Restraint in Fluid Resuscitation for Seriously Ill Patients

NEJM Journal Watch

Patricia Kritek, MD

In two trials, restrictive fluid resuscitation was adequate and even preferable to more-aggressive resuscitation.

Resuscitation is a central part of the care of many critically ill patients, including those with septic shock and severe pancreatitis. For years, emphasis was placed on rapid administration of large volumes of fluid to ensure tissue perfusion in these patients. More recently, we have become more nuanced about how much fluid is “enough,” as complications of aggressive resuscitation (e.g., pulmonary edema, anasarca) have been noted. In 2022, two new studies added to that knowledge.

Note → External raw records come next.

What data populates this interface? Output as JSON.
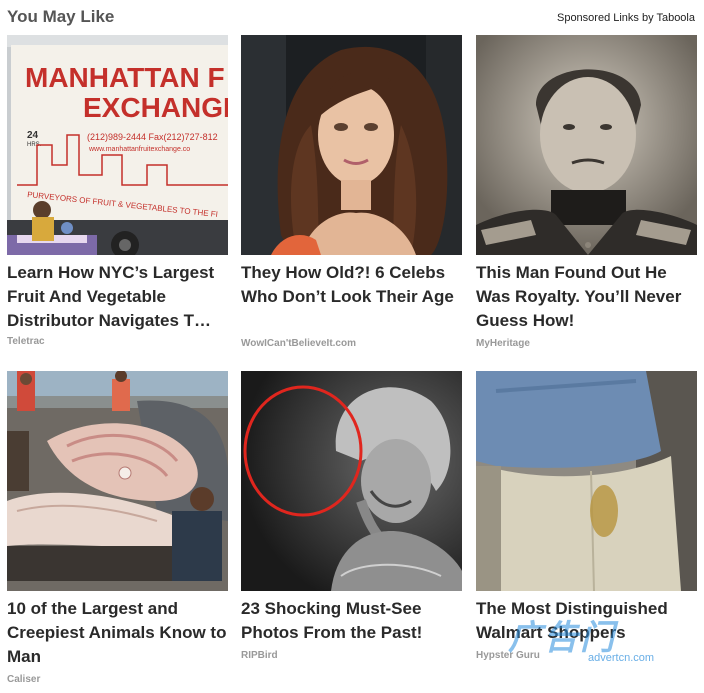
{
  "header": {
    "title": "You May Like",
    "sponsored": "Sponsored Links by Taboola"
  },
  "cards": [
    {
      "headline": "Learn How NYC’s Largest Fruit And Vegetable Distributor Navigates T…",
      "source": "Teletrac",
      "image": "produce-truck"
    },
    {
      "headline": "They How Old?! 6 Celebs Who Don’t Look Their Age",
      "source": "WowICan'tBelieveIt.com",
      "image": "woman-portrait"
    },
    {
      "headline": "This Man Found Out He Was Royalty. You’ll Never Guess How!",
      "source": "MyHeritage",
      "image": "vintage-portrait"
    },
    {
      "headline": "10 of the Largest and Creepiest Animals Know to Man",
      "source": "Caliser",
      "image": "large-fish"
    },
    {
      "headline": "23 Shocking Must-See Photos From the Past!",
      "source": "RIPBird",
      "image": "vintage-photo"
    },
    {
      "headline": "The Most Distinguished Walmart Shoppers",
      "source": "Hypster Guru",
      "image": "shopper"
    }
  ],
  "thumb_text": {
    "truck_line1": "MANHATTAN F",
    "truck_line2": "EXCHANGE",
    "truck_hours": "24",
    "truck_hrs": "HRS.",
    "truck_phone": "(212)989-2444 Fax(212)727-812",
    "truck_url": "www.manhattanfruitexchange.co",
    "truck_tag": "PURVEYORS OF FRUIT & VEGETABLES TO THE FI"
  },
  "watermark": {
    "big": "广告门",
    "small": "advertcn.com"
  }
}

Spanish investigators randomized 249 patients with acute pancreatitis to either aggressive or moderate fluid resuscitation with lactated Ringer’s solution. They excluded patients who presented with “moderately severe or severe” pancreatitis — for example, those with shock or organ failure. The aggressive and moderate fluid protocols translated to median volumes of 7.8 L versus 5.5 L in the first 48 hours. The trial was stopped early, because 20% of the aggressively resuscitated patients developed fluid overload (compared with 6% of the moderate group). The two groups developed severe pancreatitis with similar frequency (≈20%; NEJM JW Gen Med Oct 15 2022 and N Engl J Med 2022; 387:989).

With the same concern for harm from too much fluid, European investigators randomized 1500 patients with septic shock to either restrictive or standard fluid resuscitation. Median fluid administered in the intensive care unit (ICU; after at least 1 L of intravenous fluid prior to randomization) was 1.8 L versus 3.8 L, and no difference was noted in 90-day mortality or adverse events (NEJM JW Gen Med Aug 15 2022 and N Engl J Med 2022; 386:2459). At first glance, this result suggests no advantage to restricting fluid. However, the 2-L difference during an ICU stay isn’t very much, suggesting that “usual care” here also was relatively restrictive.

Early fluid resuscitation still is an essential part of the care of patients with sepsis and pancreatitis. That being said, we have a growing body of literature that shows harm when we administer massive amounts of fluid, compared with more cautious volume repletion. Fluid resuscitation should be tailored to the specific patient, and defaulting to a more conservative approach after an initial bolus makes sense.